Architectural history of the Mythenquai, part 3

The Mythenschloss was built in 1925-1927 by architect Arminio Cristofari (1883-1957). It belonged to a special type of upper middle-class, representative residential buildings at privileged locations, such as the "Rotes Schloss" (Beethovenstrasse 1ff.), the "Weisses Schloss" (General-Guisan-Quai 30ff.) and the "Neues Schloss" (Stockerstrasse 9ff.). The six-storey residential palace was built with a U-shaped layout. The Mythenschloss was a characteristic feature of the newly developed Zurich lakefront.

In 1962, the Mythenschloss became the property of Swiss Re. Following an assessment of the building substance and options for use in 1981 it became clear that only a new building would be able to satisfy future requirements. This decision gave rise to various difficulties. Apart from complex issues concerning building regulations, the subsoil also yielded various surprises. The subsoil was found to contain the remains of prehistoric settlements which were of archaeological interest and necessitated archaeological rescue excavations. Moreover, the former bed of the lake was unstable, which was an additional challenge for the engineers. The Mythenschloss was classified as a valuable historic monument representing neo-classical architecture. Accordingly, the decision was made to reconstruct the façade facing the lake.
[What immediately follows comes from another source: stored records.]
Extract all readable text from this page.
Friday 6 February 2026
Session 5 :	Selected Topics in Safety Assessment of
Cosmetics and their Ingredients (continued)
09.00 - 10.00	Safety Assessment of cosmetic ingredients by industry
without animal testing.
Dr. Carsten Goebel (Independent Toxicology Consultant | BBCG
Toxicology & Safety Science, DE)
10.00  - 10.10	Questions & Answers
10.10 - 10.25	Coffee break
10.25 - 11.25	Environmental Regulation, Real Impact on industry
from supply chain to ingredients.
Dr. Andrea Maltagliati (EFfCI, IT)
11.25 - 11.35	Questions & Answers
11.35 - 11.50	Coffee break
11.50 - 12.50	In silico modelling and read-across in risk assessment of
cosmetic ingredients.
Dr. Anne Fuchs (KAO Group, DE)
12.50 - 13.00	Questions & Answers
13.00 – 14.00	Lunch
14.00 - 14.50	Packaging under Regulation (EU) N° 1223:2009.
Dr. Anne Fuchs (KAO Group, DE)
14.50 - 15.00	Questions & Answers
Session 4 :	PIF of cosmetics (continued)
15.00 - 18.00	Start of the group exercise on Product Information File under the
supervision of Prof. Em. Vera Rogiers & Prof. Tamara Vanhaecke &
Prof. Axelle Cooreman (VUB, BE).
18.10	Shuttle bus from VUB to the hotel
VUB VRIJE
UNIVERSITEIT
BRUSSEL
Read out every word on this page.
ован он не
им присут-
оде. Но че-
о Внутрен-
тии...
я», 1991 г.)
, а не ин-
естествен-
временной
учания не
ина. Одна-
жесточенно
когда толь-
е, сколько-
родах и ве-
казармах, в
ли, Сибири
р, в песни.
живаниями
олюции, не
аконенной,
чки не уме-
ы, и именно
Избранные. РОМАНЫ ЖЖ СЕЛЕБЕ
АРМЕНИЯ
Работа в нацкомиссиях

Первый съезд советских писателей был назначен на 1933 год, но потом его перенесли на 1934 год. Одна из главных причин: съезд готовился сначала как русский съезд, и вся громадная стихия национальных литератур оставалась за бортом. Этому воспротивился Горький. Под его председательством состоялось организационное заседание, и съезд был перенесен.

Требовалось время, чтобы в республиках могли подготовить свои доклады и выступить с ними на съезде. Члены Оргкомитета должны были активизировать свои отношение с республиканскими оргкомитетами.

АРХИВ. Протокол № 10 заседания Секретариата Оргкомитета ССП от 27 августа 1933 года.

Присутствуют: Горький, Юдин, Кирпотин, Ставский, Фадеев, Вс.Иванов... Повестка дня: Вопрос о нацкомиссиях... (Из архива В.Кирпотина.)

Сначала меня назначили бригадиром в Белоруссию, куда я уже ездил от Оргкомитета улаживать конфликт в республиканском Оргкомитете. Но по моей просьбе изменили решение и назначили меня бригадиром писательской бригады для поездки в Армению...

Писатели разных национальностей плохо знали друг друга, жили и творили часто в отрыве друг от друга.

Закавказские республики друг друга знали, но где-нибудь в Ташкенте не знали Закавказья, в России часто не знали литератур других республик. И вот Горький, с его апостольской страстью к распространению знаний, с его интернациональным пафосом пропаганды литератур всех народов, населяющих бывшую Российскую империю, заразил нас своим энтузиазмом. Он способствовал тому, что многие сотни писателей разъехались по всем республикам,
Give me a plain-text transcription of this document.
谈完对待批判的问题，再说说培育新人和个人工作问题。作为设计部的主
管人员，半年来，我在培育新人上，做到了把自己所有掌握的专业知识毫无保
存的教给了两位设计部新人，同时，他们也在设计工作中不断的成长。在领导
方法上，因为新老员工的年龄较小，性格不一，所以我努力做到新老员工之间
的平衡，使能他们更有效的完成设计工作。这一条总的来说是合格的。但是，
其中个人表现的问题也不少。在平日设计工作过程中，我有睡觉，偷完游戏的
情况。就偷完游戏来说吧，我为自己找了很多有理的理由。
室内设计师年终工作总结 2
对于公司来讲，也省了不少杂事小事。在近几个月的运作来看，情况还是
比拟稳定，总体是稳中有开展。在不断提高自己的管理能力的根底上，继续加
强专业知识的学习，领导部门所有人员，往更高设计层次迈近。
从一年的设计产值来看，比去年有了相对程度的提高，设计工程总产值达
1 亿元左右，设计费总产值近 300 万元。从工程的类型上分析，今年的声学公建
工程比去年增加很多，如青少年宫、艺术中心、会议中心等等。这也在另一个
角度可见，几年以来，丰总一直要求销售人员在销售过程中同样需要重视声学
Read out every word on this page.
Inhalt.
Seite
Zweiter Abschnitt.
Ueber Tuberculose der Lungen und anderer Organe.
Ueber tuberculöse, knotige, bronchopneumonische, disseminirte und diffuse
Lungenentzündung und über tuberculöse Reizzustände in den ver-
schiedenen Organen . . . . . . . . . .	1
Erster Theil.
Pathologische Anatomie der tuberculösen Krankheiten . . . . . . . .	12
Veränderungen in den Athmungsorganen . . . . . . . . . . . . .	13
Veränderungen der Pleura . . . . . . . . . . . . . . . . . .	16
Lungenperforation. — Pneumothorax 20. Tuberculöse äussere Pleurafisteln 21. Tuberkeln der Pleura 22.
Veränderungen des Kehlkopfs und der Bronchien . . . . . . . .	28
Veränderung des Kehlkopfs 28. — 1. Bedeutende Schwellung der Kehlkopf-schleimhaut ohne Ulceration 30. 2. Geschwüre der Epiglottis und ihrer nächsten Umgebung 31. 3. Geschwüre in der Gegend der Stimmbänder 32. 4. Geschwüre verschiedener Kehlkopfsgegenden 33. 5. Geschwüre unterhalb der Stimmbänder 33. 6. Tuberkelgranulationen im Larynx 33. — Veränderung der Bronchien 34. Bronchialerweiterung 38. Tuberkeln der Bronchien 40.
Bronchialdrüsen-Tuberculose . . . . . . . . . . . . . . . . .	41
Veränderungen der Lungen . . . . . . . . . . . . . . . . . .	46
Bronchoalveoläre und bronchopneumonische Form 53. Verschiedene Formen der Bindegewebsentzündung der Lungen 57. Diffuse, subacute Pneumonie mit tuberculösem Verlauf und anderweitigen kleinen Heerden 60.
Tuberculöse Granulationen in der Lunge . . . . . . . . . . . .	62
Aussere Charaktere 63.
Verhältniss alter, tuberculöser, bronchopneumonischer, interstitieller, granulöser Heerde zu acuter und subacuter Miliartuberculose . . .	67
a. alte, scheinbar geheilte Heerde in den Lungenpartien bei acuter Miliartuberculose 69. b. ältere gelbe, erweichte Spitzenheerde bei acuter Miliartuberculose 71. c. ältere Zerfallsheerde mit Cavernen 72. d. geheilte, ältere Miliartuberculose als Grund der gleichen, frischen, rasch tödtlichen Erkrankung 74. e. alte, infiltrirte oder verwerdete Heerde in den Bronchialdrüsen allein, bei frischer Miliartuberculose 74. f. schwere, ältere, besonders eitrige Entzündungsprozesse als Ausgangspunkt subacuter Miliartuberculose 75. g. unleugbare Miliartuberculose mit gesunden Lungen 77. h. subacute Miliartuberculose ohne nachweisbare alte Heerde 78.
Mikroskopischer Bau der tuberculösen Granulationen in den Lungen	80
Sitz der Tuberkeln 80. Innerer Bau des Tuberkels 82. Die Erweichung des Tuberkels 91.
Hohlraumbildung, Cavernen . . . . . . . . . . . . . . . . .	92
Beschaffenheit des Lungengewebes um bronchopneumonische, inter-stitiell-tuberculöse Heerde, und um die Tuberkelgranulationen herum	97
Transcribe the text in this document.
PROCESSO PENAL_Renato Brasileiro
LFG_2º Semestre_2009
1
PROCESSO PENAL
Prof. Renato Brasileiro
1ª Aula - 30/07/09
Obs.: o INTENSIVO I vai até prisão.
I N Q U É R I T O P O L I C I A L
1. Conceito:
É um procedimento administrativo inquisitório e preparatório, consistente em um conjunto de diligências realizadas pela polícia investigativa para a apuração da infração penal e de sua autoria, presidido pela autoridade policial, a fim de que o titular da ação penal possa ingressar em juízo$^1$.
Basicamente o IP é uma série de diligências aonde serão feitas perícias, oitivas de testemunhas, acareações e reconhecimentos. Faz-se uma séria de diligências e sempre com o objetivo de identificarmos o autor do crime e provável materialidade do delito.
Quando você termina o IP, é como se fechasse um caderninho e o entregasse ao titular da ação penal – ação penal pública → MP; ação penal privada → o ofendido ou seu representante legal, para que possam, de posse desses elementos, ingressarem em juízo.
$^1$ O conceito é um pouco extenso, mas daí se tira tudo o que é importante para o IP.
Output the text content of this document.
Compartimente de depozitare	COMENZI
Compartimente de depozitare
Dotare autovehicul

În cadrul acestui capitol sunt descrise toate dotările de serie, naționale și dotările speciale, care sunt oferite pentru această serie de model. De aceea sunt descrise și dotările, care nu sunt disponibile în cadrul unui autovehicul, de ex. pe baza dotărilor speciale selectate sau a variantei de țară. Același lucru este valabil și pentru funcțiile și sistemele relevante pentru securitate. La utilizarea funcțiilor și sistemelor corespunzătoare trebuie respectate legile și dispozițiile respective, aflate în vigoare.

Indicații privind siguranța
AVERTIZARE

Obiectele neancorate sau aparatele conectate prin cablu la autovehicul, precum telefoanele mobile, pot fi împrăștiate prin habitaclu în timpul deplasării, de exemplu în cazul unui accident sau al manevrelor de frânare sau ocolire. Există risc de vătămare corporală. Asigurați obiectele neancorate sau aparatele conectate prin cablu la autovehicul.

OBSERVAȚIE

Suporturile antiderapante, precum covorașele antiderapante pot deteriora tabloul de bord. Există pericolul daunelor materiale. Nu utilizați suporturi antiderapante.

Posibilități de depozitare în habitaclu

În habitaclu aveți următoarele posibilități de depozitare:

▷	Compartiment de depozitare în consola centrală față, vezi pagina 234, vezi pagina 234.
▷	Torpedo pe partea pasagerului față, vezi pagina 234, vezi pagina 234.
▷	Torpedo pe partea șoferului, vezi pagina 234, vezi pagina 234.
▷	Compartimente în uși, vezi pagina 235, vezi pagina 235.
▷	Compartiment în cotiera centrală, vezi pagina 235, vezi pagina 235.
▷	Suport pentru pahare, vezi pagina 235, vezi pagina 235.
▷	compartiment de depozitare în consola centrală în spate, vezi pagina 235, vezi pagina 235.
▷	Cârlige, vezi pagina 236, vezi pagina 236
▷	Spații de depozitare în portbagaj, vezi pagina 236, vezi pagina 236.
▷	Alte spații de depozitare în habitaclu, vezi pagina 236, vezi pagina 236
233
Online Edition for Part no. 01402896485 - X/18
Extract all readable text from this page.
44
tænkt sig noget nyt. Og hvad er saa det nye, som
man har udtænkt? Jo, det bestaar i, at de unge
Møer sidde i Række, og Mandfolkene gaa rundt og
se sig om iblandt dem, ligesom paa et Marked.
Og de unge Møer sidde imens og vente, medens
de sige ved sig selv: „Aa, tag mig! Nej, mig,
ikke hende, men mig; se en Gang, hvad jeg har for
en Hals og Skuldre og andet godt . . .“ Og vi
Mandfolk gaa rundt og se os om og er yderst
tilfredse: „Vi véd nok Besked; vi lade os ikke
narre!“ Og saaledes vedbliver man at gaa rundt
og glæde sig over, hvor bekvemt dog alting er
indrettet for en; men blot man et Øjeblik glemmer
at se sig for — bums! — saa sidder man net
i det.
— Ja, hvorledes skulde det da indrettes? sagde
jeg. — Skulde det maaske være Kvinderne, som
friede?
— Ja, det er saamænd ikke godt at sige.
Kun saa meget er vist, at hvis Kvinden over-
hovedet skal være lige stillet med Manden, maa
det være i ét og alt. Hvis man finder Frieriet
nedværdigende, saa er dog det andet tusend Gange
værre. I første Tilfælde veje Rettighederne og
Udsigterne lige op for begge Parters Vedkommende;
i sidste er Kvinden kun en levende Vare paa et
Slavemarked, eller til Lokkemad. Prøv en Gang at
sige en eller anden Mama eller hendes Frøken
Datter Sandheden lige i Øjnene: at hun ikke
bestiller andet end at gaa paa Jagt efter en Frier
A new building with a reconstructed façade

The Mythenschloss was demolished and rebuilt in 1982. The result was a building rich in contrast, with a neo-classical façade facing the lakeside promenade and a contemporary metal façade at the rear. The uses of the building were in line with its outer appearance. In the old Mythenschloss, residential apartments had soon been converted into offices, and the new building had to provide the same number of apartments as had remained in the old building. These were placed in the reconstructed side wings and as duplex apartments in the two top floors. Workplaces were accommodated in the modern part of the building. The outer appearance was also reflected in the interior design. The marble entrance hall was a continuation of the classical façade.